Di Maio “Stop finanziamenti a chi non accoglie immigrati”

 

Di Maio dice sì all'invasione: "Stop finanziamenti Ue" ai Paesi che si difendono

Ennesima dimostrazione di quanto il Movimento 5 stelle sia organico alla sinistra, se mai ce ne fosse stato bisogno. Mercoledì, nel corso della trasmissione Quinta Colonna su Rete Quattro, si è infatti scagliato con violenza contro quei “Paesi dell’est Europa” che osano opporsi all’invasione, rifiutando di piegarsi all’imposizione delle cosiddette “quote obbligatorie” di clandestini, progetto ormai fallito perché quei Paesi del gruppo Visegrad guidati da cattivoni populisti ai quali si riferisce Di Maio (Ungheria, Polonia, Slovacchia, Repubblica Ceca e Austria) non hanno rispettato quanto era stato stabilito dalla troika di Bruxelles.

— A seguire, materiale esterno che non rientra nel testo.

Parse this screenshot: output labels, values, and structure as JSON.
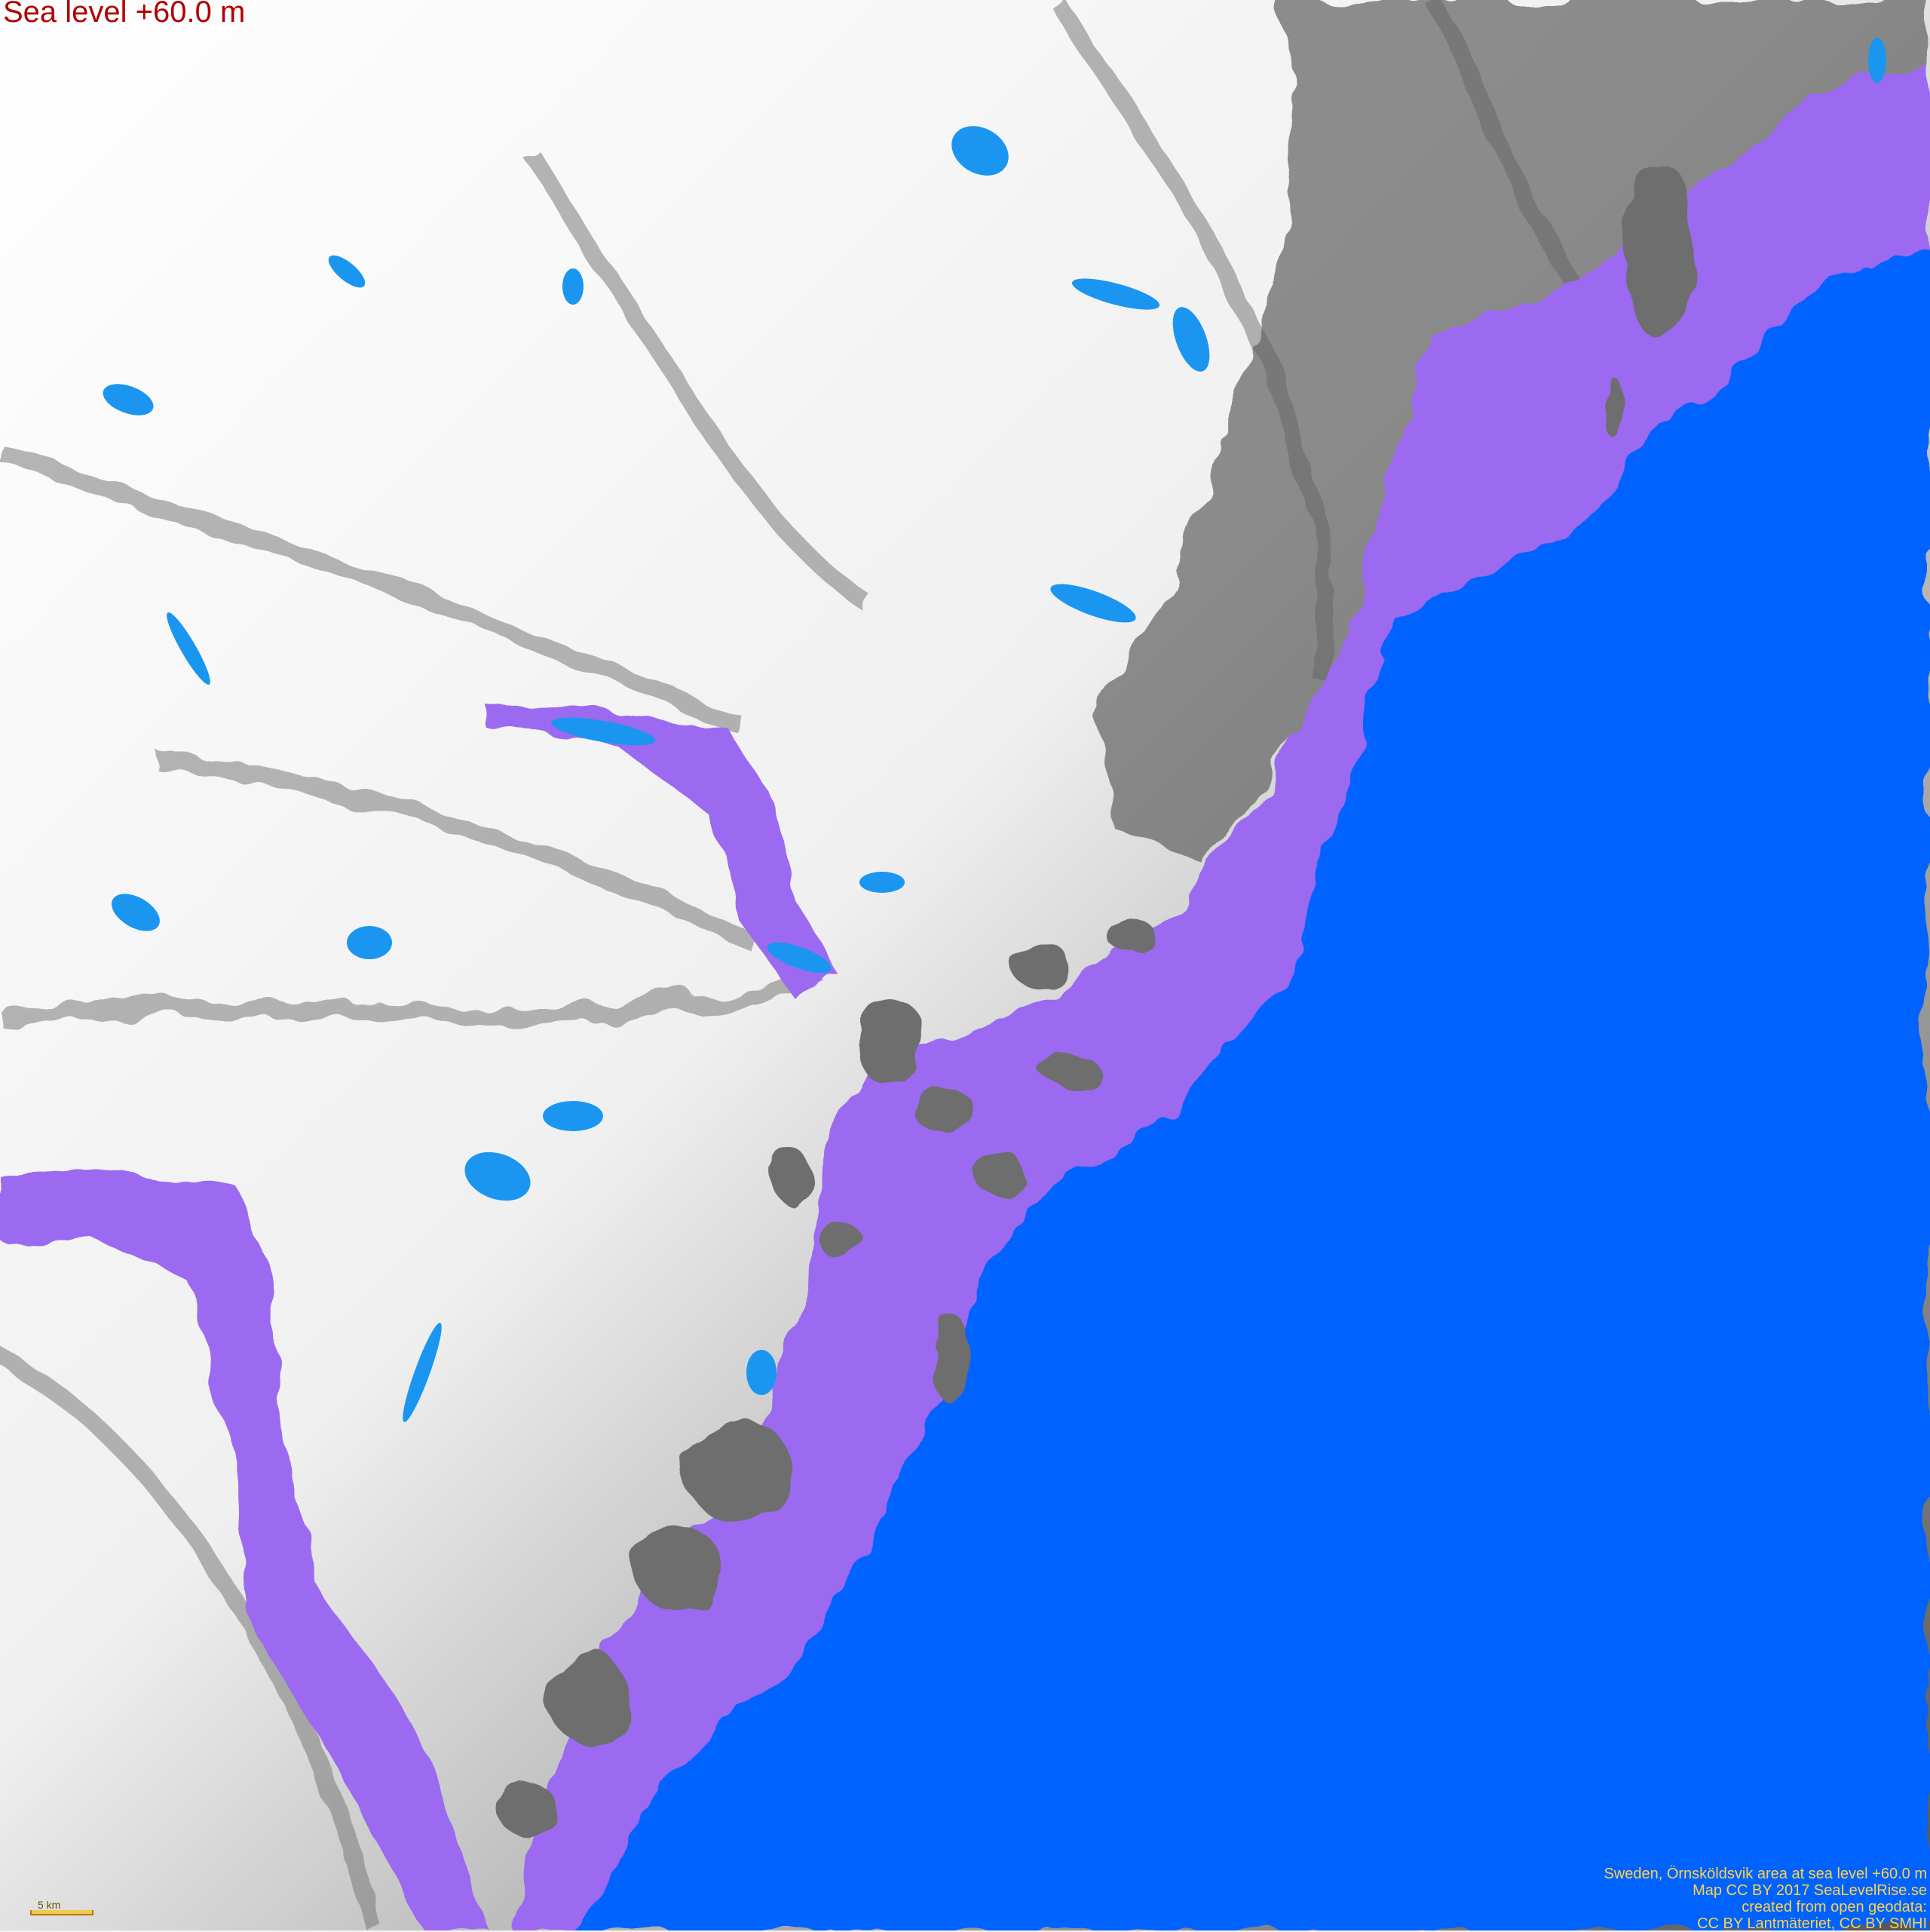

Il candidato pentastellato, che condivide con il ministro dell’istruzione Fedeli oltre alla visione politica sinistroide anche l’allergia per la grammatica italiana, non si è però fermato ad una semplice seppur pesante critica verso chi si difende, ma è addirittura andato oltre: “Chiedo formalmente all’Unione europea che smetta di irrorare fondi a questi Paesi”. Da ex antieuropeista ed ex anti euro, il Movimento 5 stelle ha quindi compiuto l’ennesima giravolta diventando più europeista del partito della Bonino, e pretendendo il taglio di ogni contributo Ue a chi non si piega all’invasione. Dichiarazioni che faranno sicuramente felice quel George Soros, che secondo alcune indiscrezioni giornalistiche avrebbe letteralmente dettato gran parte del programma dei grillini, in particolare per quanto riguarda proprio l’immigrazione.